Return ONLY valid JSON. No markdown. No commentary.

TEXT:
{{PASTE_TEXT_HERE}}

You are a data extraction system.
Extract the following fields from the text: full_name, company, job_title.
Return ONLY valid JSON. No markdown. No commentary.

TEXT:
{{PASTE_TEXT_HERE}}

2) Multiple-choice with options-first (the “risky” format)

Options:
A) ...
B) ...
C) ...
D) ...

Question:
{{QUESTION}}

Reply with ONE letter only.

Options:
A) ...
B) ...
C) ...
D) ...

Question:
{{QUESTION}}

Reply with ONE letter only.

3) Long instruction set (policy + constraints)

Write a 700-word article in HTML.
Constraints:
- No bullet lists
- Use H2 headings
- Keep tone punchy and practical
- Include one short FAQ at the end

Topic: {{TOPIC}}

Write a 700-word article in HTML.
Constraints:
- No bullet lists
- Use H2 headings
- Keep tone punchy and practical
- Include one short FAQ at the end

Topic: {{TOPIC}}

The trade-offs (don’t skip this part)

Prompt repetition isn’t magic — it’s a cost/benefit swap: you pay in input tokens to gain reliability, especially in non-reasoning mode.

Important: the preprint reports that output length generally stays the same, and measured latency is typically similar, but extremely long repeated prompts can slow down some providers in the prefill stage.

Quick rules of thumb

If your prompt is short-to-medium: repetition is often a “free” accuracy bump (input costs aside).
If your prompt is long: try repeating only when the task is high-value (extraction, compliance, strict formats).
If you’re near context limits: consider repeating only the most critical block (constraints/output format) instead of everything.

Why this matters for everyday AI users?

Most prompt tricks fall into two buckets: they either (1) add lots of reasoning tokens (“think step by step”), or (2) require complex templates and examples.

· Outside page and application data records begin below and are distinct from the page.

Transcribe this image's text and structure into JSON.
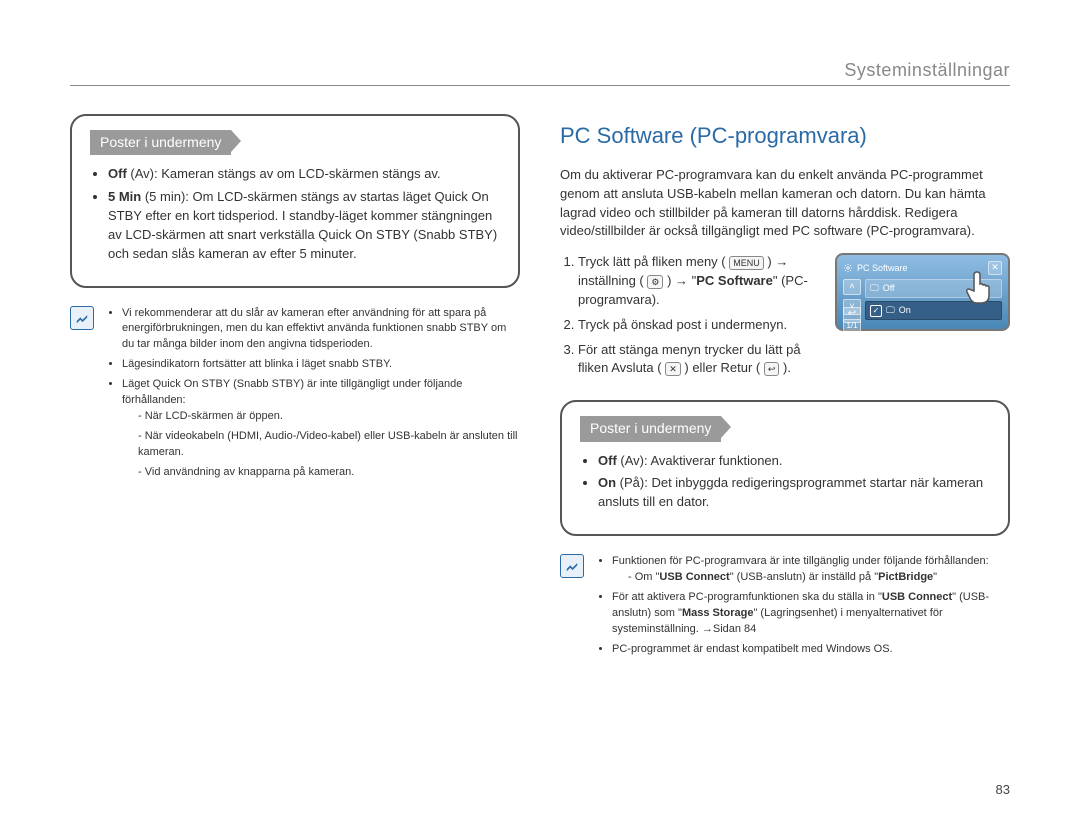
{
  "header": {
    "title": "Systeminställningar"
  },
  "page_number": "83",
  "left": {
    "submenu_box": {
      "title": "Poster i undermeny",
      "items": [
        "<b>Off</b> (Av): Kameran stängs av om LCD-skärmen stängs av.",
        "<b>5 Min</b> (5 min): Om LCD-skärmen stängs av startas läget Quick On STBY efter en kort tidsperiod. I standby-läget kommer stängningen av LCD-skärmen att snart verkställa Quick On STBY (Snabb STBY) och sedan slås kameran av efter 5 minuter."
      ]
    },
    "note": {
      "bullets": [
        "Vi rekommenderar att du slår av kameran efter användning för att spara på energiförbrukningen, men du kan effektivt använda funktionen snabb STBY om du tar många bilder inom den angivna tidsperioden.",
        "Lägesindikatorn fortsätter att blinka i läget snabb STBY.",
        "Läget Quick On STBY (Snabb STBY) är inte tillgängligt under följande förhållanden:"
      ],
      "sub_dashes": [
        "När LCD-skärmen är öppen.",
        "När videokabeln (HDMI, Audio-/Video-kabel) eller USB-kabeln är ansluten till kameran.",
        "Vid användning av knapparna på kameran."
      ]
    }
  },
  "right": {
    "title": "PC Software (PC-programvara)",
    "intro": "Om du aktiverar PC-programvara kan du enkelt använda PC-programmet genom att ansluta USB-kabeln mellan kameran och datorn. Du kan hämta lagrad video och stillbilder på kameran till datorns hårddisk. Redigera video/stillbilder är också tillgängligt med PC software (PC-programvara).",
    "steps": [
      {
        "pre": "Tryck lätt på fliken meny (",
        "mid": ") → inställning (",
        "mid2": ") → \"",
        "bold": "PC Software",
        "after": "\" (PC-programvara)."
      },
      {
        "text": "Tryck på önskad post i undermenyn."
      },
      {
        "pre": "För att stänga menyn trycker du lätt på fliken Avsluta (",
        "mid": ") eller Retur (",
        "after": ")."
      }
    ],
    "icons": {
      "menu": "MENU",
      "gear": "⚙",
      "close": "✕",
      "return": "↩"
    },
    "lcd": {
      "title": "PC Software",
      "option_off": "Off",
      "option_on": "On"
    },
    "submenu_box": {
      "title": "Poster i undermeny",
      "items": [
        "<b>Off</b> (Av): Avaktiverar funktionen.",
        "<b>On</b> (På): Det inbyggda redigeringsprogrammet startar när kameran ansluts till en dator."
      ]
    },
    "note": {
      "bullets": [
        "Funktionen för PC-programvara är inte tillgänglig under följande förhållanden:",
        "För att aktivera PC-programfunktionen ska du ställa in \"<b>USB Connect</b>\" (USB-anslutn) som \"<b>Mass Storage</b>\" (Lagringsenhet) i menyalternativet för systeminställning. →Sidan 84",
        "PC-programmet är endast kompatibelt med Windows OS."
      ],
      "sub_dashes": [
        "Om \"<b>USB Connect</b>\" (USB-anslutn) är inställd på \"<b>PictBridge</b>\""
      ]
    }
  }
}
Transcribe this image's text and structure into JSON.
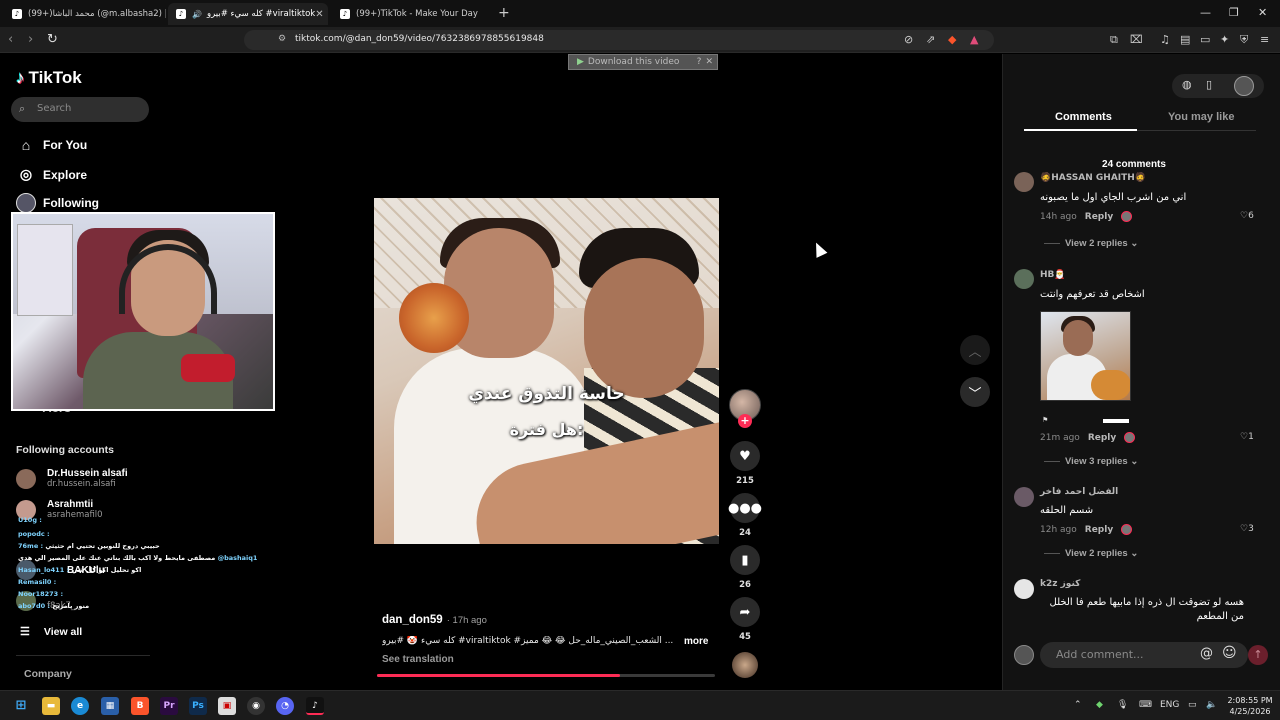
{
  "browser": {
    "tabs": [
      {
        "label": "(99+)محمد الباشا (@m.albasha2) | Tok"
      },
      {
        "label": "كله سيء #بيرو #viraltiktok",
        "active": true
      },
      {
        "label": "(99+)TikTok - Make Your Day"
      }
    ],
    "url": "tiktok.com/@dan_don59/video/7632386978855619848",
    "colors": {
      "accent": "#fe2c55"
    }
  },
  "sidebar": {
    "logo": "TikTok",
    "search_placeholder": "Search",
    "nav": [
      {
        "label": "For You",
        "icon": "home-icon"
      },
      {
        "label": "Explore",
        "icon": "compass-icon"
      },
      {
        "label": "Following",
        "icon": "avatar"
      }
    ],
    "more_label": "More",
    "following_title": "Following accounts",
    "accounts": [
      {
        "name": "Dr.Hussein alsafi",
        "handle": "dr.hussein.alsafi"
      },
      {
        "name": "Asrahmtii",
        "handle": "asrahemafil0"
      },
      {
        "name": "BAKUlu",
        "handle": ""
      },
      {
        "name": "",
        "handle": "f8ak7_"
      }
    ],
    "chat_overlay": [
      {
        "user": "U10g :",
        "text": ""
      },
      {
        "user": "popodc :",
        "text": ""
      },
      {
        "user": "76me :",
        "text": "حبيبي دروح للنوبين تحتيي ام حثيثي"
      },
      {
        "user": "@bashaiq1",
        "text": "مصطفى مايحط ولا اكب بالك بناتي عنك على المصير الي هدي"
      },
      {
        "user": "Hasan_lo411 :",
        "text": "اكو تحليل اكو كل شي"
      },
      {
        "user": "Remasil0 :",
        "text": ""
      },
      {
        "user": "Noor18273 :",
        "text": ""
      },
      {
        "user": "abo7d0 :",
        "text": "منور يامريح"
      }
    ],
    "view_all": "View all",
    "company": "Company"
  },
  "video": {
    "download_bar": "Download this video",
    "download_help": "?",
    "caption_lines": [
      "حاسة التذوق عندي",
      "هل فترة:"
    ],
    "author": "dan_don59",
    "posted_ago": "17h ago",
    "description": "كله سيء 🤡 #بيرو #viraltiktok #الشعب_الصيني_ماله_حل 😂 😂 مميز ...",
    "more_label": "more",
    "see_translation": "See translation",
    "progress": 0.72,
    "likes": "215",
    "comments": "24",
    "saves": "26",
    "shares": "45"
  },
  "panel": {
    "tabs": [
      "Comments",
      "You may like"
    ],
    "comment_count": "24 comments",
    "comments": [
      {
        "name": "🧔HASSAN GHAITH🧔",
        "text": "اني من اشرب الجاي اول ما يصبونه",
        "ago": "14h ago",
        "likes": "6",
        "replies": "View 2 replies"
      },
      {
        "name": "HB🎅",
        "text": "اشخاص قد تعرفهم وانتت",
        "ago": "21m ago",
        "likes": "1",
        "replies": "View 3 replies"
      },
      {
        "name": "الفضل احمد فاخر",
        "text": "شسم الحلقه",
        "ago": "12h ago",
        "likes": "3",
        "replies": "View 2 replies"
      },
      {
        "name": "k2z كنوز",
        "text": "هسه لو تضوقت ال ذره إذا مابيها طعم فا الخلل من المطعم",
        "ago": "",
        "likes": "",
        "replies": ""
      }
    ],
    "reply_label": "Reply",
    "add_comment_placeholder": "Add comment..."
  },
  "taskbar": {
    "lang": "ENG",
    "time": "2:08:55 PM",
    "date": "4/25/2026"
  }
}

Prompt repetition is different: it’s drop-in, keeps your output format stable, and targets a real weakness of causal LMs: position sensitivity.

If you build workflows where LLMs must behave consistently — customer support macros, extraction pipelines, agents that call tools, or content systems that must follow strict HTML/JSON rules — this is the kind of small hack that can quietly move your error rate.

The authors also list future directions like repeating parts of the prompt, repeating recently generated tokens during generation, and exploring multi-turn conversation effects — which could turn this “copy/paste hack” into a more principled reliability technique.

FAQ

Does repeating the prompt help with reasoning models too?

In the preprint’s experiments, when reasoning is enabled the effect is reported as mostly neutral to slightly positive overall. The bigger, cleaner gains show up when reasoning is disabled.

Isn’t this just “making the prompt longer”?

The paper includes a padding baseline (adding filler characters to match length) and reports it does not produce the same gains, suggesting the improvements come from repetition itself, not merely longer inputs.

Should I repeat twice or three times?

Twice is the easiest default. The paper explores a repeat ×3 variant that can outperform ×2 on some long-context stress tests, but it increases input tokens further and can stress context limits.